This can vary by school and school district. In general, most schools require that new students have a school physical. Students entering certain grades or participating in athletic programs also need to have a physical. Some colleges may require physicals for new students, as well. Even if a school doesn't require a physical for entry every year, having yearly physicals prior to the start of the school year can be a good way to check on a young person's overall health and wellness, and it can allow for early diagnosis of emerging health problems.
Every school is different. Most schools give the student some follow-up of health appraisal form. Dr. Scarborough can complete this form to verify that the child is in good health.
There are usually 2 parts to a school physical. First, Dr. Scarborough reviews the medical history with the patient and their parents. The medical history typically covers all serious illnesses or injuries in the past, major illnesses in the family, past surgeries, past hospital stays, allergies, and a list for all current and past medications.
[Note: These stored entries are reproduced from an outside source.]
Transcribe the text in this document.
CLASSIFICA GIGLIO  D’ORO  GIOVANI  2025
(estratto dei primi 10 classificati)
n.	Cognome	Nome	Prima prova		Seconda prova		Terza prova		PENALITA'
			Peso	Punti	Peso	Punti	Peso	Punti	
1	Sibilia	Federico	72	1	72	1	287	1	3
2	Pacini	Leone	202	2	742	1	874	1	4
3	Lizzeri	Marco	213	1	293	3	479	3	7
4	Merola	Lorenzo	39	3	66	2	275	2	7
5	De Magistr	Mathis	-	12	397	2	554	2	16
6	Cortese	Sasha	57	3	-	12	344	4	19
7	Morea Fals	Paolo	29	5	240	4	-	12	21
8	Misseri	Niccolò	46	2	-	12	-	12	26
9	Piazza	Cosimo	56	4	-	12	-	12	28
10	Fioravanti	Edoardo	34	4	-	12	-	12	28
The next part of the school physical is the physical exam. This usually includes a check of the patient's vital signs and a height and weight check. Dr. Scarborough also checks the patient's heart, eyes, lungs, ears, throat, and nose. Reflexes, flexibility level, and strength are also checked in the typical school physical.
In most schools, a school physical is valid for 12 months from the date of the exam. There may be exceptions for certain groups, for example in some schools a special education student's school physical may be valid for up to 3 years. Parents and students should check with their schools to make sure that their current school physical is up to date before the school years begins.